Do these stretches to cool down after working out.
Static stretches are best done post-workout. (Photo: magiceyes / www.123rf.com)
After a particularly gruelling training session, the last thing on your mind is a proper cool down exercise. What have you got to lose skipping a few stretches, anyway? While experts disagree on whether cool down exercises can prevent injuries, cooling down post-exercise allows heart rate and blood pressure to recover gradually.

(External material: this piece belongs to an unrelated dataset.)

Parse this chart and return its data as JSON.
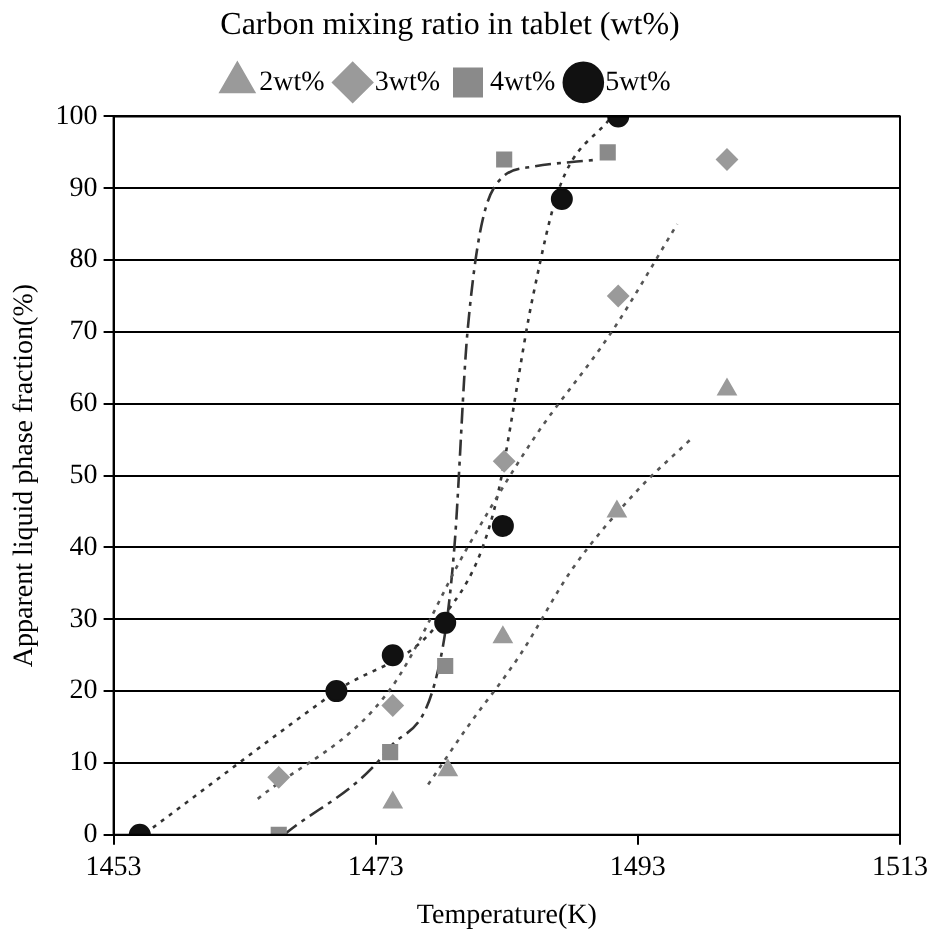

To cool down effectively, do static stretches, says Lim Hun Teck, chief physiotherapist at Raffles Rehabilitation Centre. That’s because your muscles are already warmed up. Conventionally used as warm up exercises, Hun Teck warns that static stretches done pre-workout can actually decrease your performance. Read more on Warm Up Exercises: What You’re Doing Wrongly.
Static stretches are ideal for specific muscle injuries, and improves flexibility and performance. These are best done after or in between sports, says Hun Teck. He recommends cooling down with these five post-exercise static stretches:
1. Post-exercise Static Stretch: Arm Crossovers
Place your left arm across your chest and hold it in stretch position with your right arm.
2. Post-exercise Static Stretch: Quadriceps Stretch
Hold left foot up against your butt for 10 seconds. Repeat with right leg.
3. Post-exercise Static Stretch: Trunk Rotation
Lying down with your knees bend, point your knees to the left and hold for 10 seconds. Swap direction and repeat.
4. Post-exercise Static Stretch: Hamstring Stretch
Stand with one leg to the front and the other to the back. Bend your back knee and rest your body weight on it.
5. Post-exercise Static Stretch: Groin Stretch
Side lunge and hold for 10 seconds. Reverse legs and repeat.